Un matrimonio non nuovo, quello tra lirica e letteratura, mai riuscito come questo, merito sì della grandezza di Vincenzo Bellini, ma oggi soprattutto di colui che l’ha estratto dal sacello in cui riposa per rendercelo vivo e palpitante, vivo tra di noi, non personaggio ma protagonista.
«Solo dopo avere raccomandato al vetturino di non perdere di vista la carrozza che li precedeva, il conte De Brouillard adagiò il capo sul sedile, trattenendo il cilindro nelle mani. Fuori, la tempesta non aveva smesso d’infuriare. Pensava a come avrebbe ricordato domani quel 26 dicembre 1831: la meraviglia del bel canto e poi la delusione del tonfo, l’affanno nel rincorrere il musicista, la fatica di strapparsi al rigurgito dei sobillatori, la corsa nella neve, la difficoltà di non farsi scoprire. Era certo che Bellini l’avrebbe scacciato malamente … La carrozza del compositore aveva mitigato la sua andatura, fino a fermarsi del tutto davanti a un grande portone. Il conte ne inseguì la figura impetuosa con un’ultima occhiata colma di preoccupazione. Poi, vedutala sparire al di là del portone, ordinò al vetturino di ripartire …».
Se cercate il pathos, ecco che ve ne ho fornito un saggio breve che, tuttavia, riesce a rendere il senso di quella sera del 26 dicembre 1831, santo Stefano, in cui la Scala metteva in scena la nuova opera del maestro catanese dallo strano titolo di «Norma» e il pubblico reagiva, bocciandola inequivocabilmente. Il tempo e le repliche, invero, resero giustizia all’autore e alla sua opera consacrandola come capolavoro, tal quale fu cantato dalla divina Maria Callas.

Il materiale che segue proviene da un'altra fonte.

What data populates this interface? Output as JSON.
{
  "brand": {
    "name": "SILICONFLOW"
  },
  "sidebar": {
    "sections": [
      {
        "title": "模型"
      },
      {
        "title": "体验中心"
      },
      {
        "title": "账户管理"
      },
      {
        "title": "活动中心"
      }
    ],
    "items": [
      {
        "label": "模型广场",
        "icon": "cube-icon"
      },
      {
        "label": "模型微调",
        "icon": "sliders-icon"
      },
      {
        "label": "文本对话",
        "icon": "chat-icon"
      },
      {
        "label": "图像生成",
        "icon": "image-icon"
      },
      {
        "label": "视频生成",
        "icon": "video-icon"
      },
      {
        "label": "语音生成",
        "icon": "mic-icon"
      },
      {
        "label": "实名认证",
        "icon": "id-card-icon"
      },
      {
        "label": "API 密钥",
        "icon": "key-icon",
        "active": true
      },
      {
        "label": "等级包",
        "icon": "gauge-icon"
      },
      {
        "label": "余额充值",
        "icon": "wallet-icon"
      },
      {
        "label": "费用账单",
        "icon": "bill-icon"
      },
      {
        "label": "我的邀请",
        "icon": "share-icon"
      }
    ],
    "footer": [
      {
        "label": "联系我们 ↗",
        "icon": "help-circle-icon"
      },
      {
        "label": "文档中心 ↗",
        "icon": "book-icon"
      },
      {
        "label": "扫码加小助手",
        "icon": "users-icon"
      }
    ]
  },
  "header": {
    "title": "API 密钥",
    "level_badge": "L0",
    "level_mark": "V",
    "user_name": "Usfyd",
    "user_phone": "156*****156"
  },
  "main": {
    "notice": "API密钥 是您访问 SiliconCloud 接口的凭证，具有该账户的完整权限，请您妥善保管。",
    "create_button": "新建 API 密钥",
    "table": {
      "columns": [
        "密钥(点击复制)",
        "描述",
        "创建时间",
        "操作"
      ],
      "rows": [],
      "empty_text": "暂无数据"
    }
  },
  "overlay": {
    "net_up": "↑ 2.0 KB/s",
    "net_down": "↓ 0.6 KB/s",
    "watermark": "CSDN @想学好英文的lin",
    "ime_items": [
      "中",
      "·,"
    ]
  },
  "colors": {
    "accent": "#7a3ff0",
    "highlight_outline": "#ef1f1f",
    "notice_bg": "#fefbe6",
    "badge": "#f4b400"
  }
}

«Bellini era dimagrito ancora, benché dall’ultima volta fosse passato poco più di un mese. Nel chiarore del mattino gli era sembrato un’allucinazione. Forse per questo si era allontanato. Ma l’angoscia non l’abbandonava, tanto sapeva che non li avrebbe ascoltati, come non l’aveva fatto il giorno dell’inopportuno sopralluogo. De Brouillard era uno spirito libero, non ubbidiva che a se stesso … Il resto fu davvero la vita a deciderlo, quella che prese a stillare dalle arterie del malato, che si staccò da lui in effluvi e umori, che gli svuotò i visceri di ogni linfa, che prosciugò ogni cellula trasformando quel corpo fino ad allora favoloso in un rattrappito campo di battaglia …»
Era la fine di un musicista che aveva creato un altro sé stesso a Parigi, nell’amicizia con Fryderyk Chopin e nella frequentazione di Gioacchino Rossini che lo elesse a proprio pupillo. Si affermò anche nella capitale delle capitali e fu pronto a comporre per l’Opéra di Parigi quando, giovane, giovanissimo ancora sulla soglia della maturità umana e artistica a dispetto della già imponente -per qualità- produzione artistica venne carpito da una inesorabile infezione intestinale.
Luigi La Rosa rende prezioso omaggio a Bellini e -diciamolo pure- anche a se stesso per la profondità della scrittura e della mise en scene di Bellini e di coloro che gli furono, amandolo, vicini.